Depuis 1993, les réfugiés reconnus comme tels au Canada doivent fournir des pièces d'identité satisfaisantes pour obtenir la résidence permanente. Ceux qui, pour des raisons hors de leur contrôle, n'ont que peu de documents prouvant leur identité, doivent attendre longtemps -- peut-être sans jamais en voir le dénouement -- avant de pouvoir être naturalisés. Les femmes, les jeunes et les personnes qui proviennent de zones rurales sont particulièrement touchés par cette exigence de pièces d'identité, puisqu'ils ont moins de chance d'avoir eu des papiers d'identité tels que permis de conduire et certificats scolaires.
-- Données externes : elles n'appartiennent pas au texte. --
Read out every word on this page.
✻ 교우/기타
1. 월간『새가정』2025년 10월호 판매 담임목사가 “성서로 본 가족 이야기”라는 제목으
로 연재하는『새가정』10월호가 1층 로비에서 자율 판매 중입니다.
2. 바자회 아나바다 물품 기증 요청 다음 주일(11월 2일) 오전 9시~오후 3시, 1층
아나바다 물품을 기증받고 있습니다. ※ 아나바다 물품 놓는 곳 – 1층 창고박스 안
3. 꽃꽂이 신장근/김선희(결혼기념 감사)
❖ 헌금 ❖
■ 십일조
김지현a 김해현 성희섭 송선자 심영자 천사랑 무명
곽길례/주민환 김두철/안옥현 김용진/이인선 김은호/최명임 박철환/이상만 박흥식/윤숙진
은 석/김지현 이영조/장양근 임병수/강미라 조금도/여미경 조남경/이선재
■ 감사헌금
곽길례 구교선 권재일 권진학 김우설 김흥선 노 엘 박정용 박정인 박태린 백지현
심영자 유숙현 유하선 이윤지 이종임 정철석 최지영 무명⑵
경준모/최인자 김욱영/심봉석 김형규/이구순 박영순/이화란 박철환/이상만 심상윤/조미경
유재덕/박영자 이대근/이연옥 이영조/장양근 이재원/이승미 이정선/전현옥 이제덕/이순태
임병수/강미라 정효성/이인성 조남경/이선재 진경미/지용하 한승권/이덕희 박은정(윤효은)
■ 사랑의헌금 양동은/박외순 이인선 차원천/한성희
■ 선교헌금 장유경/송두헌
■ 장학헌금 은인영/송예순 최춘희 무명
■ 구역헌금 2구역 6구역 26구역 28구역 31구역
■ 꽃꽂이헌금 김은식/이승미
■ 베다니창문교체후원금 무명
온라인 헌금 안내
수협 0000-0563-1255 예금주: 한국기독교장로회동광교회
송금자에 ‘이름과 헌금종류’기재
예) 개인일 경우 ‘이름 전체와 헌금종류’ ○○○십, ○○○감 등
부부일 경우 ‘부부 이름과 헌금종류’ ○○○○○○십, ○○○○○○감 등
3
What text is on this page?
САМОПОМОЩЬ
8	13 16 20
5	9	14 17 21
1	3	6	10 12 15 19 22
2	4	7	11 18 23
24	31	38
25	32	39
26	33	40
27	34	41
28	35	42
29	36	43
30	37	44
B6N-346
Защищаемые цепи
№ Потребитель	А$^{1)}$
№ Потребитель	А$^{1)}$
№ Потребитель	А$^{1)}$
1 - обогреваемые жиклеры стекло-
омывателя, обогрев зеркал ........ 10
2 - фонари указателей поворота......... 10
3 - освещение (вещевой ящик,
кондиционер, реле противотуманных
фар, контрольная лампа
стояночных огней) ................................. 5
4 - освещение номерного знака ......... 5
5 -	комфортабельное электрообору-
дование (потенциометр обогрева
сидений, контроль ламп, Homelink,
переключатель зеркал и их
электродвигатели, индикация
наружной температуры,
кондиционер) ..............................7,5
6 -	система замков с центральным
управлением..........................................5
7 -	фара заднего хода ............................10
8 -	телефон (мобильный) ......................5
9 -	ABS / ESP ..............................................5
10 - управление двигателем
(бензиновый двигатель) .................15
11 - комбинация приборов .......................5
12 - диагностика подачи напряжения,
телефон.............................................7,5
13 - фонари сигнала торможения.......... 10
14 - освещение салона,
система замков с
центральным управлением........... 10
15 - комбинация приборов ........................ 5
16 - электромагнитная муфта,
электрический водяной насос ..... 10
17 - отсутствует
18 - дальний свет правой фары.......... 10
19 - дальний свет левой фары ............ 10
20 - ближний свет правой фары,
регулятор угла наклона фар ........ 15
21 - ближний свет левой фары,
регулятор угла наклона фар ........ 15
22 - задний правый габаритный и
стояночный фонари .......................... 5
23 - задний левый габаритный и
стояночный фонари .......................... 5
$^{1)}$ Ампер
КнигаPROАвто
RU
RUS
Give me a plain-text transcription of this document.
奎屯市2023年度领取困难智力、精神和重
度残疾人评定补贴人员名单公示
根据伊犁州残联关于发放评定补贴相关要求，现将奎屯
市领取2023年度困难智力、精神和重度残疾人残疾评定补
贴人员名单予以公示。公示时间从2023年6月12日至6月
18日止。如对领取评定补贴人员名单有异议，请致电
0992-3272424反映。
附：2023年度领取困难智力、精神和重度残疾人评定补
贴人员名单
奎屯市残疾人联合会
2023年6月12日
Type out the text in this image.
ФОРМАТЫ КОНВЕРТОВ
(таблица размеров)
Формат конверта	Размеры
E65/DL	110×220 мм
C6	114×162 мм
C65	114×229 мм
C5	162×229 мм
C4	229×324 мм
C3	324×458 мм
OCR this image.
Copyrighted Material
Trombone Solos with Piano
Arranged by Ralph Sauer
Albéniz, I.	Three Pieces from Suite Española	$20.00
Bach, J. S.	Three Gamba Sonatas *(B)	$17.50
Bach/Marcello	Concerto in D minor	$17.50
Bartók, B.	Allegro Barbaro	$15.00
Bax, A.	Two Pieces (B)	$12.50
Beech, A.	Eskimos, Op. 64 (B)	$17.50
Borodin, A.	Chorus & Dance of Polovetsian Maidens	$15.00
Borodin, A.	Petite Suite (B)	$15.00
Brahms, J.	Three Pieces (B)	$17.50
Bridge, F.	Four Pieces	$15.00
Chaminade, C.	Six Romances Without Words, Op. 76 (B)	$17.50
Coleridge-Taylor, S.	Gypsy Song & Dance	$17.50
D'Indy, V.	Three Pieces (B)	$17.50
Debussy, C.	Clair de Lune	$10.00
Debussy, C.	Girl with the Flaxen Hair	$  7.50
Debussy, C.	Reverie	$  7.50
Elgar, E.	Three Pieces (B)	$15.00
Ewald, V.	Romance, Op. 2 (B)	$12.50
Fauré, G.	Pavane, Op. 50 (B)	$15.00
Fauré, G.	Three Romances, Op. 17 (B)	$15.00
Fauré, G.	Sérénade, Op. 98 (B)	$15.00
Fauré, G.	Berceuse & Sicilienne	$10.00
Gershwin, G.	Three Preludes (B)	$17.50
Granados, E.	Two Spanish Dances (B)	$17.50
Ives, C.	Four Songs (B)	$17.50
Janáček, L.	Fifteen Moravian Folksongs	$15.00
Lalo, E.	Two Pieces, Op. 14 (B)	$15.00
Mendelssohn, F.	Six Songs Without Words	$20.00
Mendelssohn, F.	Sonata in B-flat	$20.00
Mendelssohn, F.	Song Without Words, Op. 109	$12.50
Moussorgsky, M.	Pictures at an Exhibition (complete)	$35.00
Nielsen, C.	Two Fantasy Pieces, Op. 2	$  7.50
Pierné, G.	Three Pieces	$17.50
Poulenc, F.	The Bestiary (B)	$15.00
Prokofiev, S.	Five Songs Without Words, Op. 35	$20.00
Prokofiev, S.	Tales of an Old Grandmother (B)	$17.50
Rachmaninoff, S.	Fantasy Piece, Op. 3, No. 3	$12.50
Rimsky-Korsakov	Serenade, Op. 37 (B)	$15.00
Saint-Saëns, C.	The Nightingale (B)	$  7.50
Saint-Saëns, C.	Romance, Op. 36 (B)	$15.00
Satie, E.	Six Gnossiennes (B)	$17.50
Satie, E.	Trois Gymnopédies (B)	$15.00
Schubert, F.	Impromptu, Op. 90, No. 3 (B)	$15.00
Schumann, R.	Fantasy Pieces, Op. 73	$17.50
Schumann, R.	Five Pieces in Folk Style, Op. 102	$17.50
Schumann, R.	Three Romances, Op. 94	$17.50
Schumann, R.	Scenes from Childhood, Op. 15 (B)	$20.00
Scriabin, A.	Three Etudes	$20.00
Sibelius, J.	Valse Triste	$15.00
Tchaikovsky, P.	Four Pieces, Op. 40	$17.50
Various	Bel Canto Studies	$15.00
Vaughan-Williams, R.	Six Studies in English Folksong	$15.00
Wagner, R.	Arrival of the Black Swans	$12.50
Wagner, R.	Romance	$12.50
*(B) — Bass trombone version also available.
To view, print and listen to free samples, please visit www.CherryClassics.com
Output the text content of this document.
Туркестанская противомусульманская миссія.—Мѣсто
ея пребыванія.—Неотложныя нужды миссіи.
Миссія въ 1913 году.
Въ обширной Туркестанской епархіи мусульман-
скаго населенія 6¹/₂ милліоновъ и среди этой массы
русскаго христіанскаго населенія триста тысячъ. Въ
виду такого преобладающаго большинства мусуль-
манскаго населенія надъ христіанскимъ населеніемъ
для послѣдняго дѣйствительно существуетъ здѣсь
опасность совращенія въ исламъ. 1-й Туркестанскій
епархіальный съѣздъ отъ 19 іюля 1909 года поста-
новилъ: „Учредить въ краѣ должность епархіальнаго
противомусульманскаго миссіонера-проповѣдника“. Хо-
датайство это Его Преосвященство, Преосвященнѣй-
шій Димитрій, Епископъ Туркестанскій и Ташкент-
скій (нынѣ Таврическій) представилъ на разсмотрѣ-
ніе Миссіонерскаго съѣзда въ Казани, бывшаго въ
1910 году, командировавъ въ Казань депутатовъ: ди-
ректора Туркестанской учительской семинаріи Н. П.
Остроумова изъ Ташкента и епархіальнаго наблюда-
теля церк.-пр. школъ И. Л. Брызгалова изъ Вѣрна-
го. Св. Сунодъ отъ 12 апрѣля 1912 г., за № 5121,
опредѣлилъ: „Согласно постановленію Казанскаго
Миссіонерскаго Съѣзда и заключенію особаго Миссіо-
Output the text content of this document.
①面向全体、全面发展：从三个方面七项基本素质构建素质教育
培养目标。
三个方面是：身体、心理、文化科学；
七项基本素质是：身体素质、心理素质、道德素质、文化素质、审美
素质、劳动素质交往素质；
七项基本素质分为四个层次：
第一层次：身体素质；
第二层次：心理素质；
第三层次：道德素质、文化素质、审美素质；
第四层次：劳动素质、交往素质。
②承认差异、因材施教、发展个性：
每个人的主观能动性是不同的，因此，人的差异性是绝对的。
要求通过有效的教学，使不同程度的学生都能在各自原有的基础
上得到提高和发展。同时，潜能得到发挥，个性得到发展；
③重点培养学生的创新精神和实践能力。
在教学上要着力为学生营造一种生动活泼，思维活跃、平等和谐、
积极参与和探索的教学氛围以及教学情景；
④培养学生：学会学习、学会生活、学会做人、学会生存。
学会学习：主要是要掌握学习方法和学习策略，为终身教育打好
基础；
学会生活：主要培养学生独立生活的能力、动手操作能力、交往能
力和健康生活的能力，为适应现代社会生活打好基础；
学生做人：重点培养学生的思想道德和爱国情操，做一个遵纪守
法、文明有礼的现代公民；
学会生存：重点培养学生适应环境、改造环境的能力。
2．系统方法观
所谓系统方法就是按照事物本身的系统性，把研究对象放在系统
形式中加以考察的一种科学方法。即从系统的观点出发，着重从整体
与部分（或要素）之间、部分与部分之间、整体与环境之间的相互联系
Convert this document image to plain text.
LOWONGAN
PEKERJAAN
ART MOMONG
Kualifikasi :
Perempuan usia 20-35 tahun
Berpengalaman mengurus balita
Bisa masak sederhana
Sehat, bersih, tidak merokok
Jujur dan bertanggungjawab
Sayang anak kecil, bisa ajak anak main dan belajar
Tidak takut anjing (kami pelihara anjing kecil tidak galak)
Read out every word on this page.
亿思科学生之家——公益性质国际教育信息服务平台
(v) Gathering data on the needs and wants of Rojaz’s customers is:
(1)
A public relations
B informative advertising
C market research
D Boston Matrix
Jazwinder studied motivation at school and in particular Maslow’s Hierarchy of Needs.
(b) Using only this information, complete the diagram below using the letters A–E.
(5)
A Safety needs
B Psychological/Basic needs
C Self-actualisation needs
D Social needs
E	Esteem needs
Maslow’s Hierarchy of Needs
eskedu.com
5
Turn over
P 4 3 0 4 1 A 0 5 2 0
Loin de réduire ces coûts,
au fil des années 1990 le Canada a exigé des frais sans cesse
croissants de la part des réfugiés et autres candidats à
la résidence permanente et à la citoyenneté. Le droit
exigé pour l'établissement (couramment appelé la Taxe
d'entreé, éliminé pour les réfugiés
en février 2000) de 975$ par adulte était une charge particulièrement
lourde, mais il ne s'agit qu'un exemple des frais exigés. Une famille
réfugiée de cinq personnes (deux adultes, trois enfants),
reconnus comme réfugiés au Canada, doit toujours payer un
total de 1 300$ pour la résidence permanente et 700$ pour la citoyenneté.
AUGMENTATIONS DES FRAIS D'IMMIGRATION ET
DE CITOYENNETÉ
1 juin 1994 | Les réfugiés reconnus au Canada doivent payer des frais de traitement | 500$ par adulte
100$ par mineur |
28 février 1995 | Introduction du Droit exigé pour l'établissement (DEPÉ) | 975$ par adulte |
28 février 1995 | Introduction du Droit exigé pour la citoyenneté | 100$ par adulte |
28 février 1995 | Augmentations des frais de demande de citoyenneté | de 80$ à 100$ |
2 janvier 1997 | Augmentations de divers frais de service d'immigration | par ex. le visa de visiteur passe de 55$ à 75$, le transfert d'un dossier passe de 55$ à 100$ |
1999 | Proposition d'introduction des frais de recouvrement pour une carte de résident permanent | coût estimé approx. 50$ |
DERNIÈRE NOUVELLE : les réfugiés ayant obtenu la résidence permanente après le 28 février 2000 n'auront plus à payer le Droit exigé pour l'établissement (la taxe d'entrée)!
« Les États contractants délivreront aux réfugiés
résidant régulièrement sur leur territoire, des titres
de voyage destinés à leur permettre de voyager hors de ce
territoire...»
Article 28 |
Même après avoir été reconnus par la Commission d'immigration et du statut de réfugié, les réfugiés au sens de la Convention qui sont au Canada ne peuvent obtenir de documents de voyage avant d'avoir obtenu leur résidence permanente. Ceci est à la source de situations particulièrement difficiles pour certains réfugiés qui doivent attendre des années avant d'obtenir leur résidence permanente, soit parce qu'ils n'ont pas de pièces d'identité « satisfaisantes » soit parce qu'ils doivent attendre des années avant que des enquêtes de sécurité soient complétées. Plusieurs de ces réfugiés proviennent de pays comme la Somalie ou l'Afghanistan, où il n'existe pas de gouvernement en fonction qui puisse délivrer de tels documents. Pour d'autres réfugiés, tels que les Kosovars, les documents d'identité ont été délibérément détruits par leurs persécuteurs.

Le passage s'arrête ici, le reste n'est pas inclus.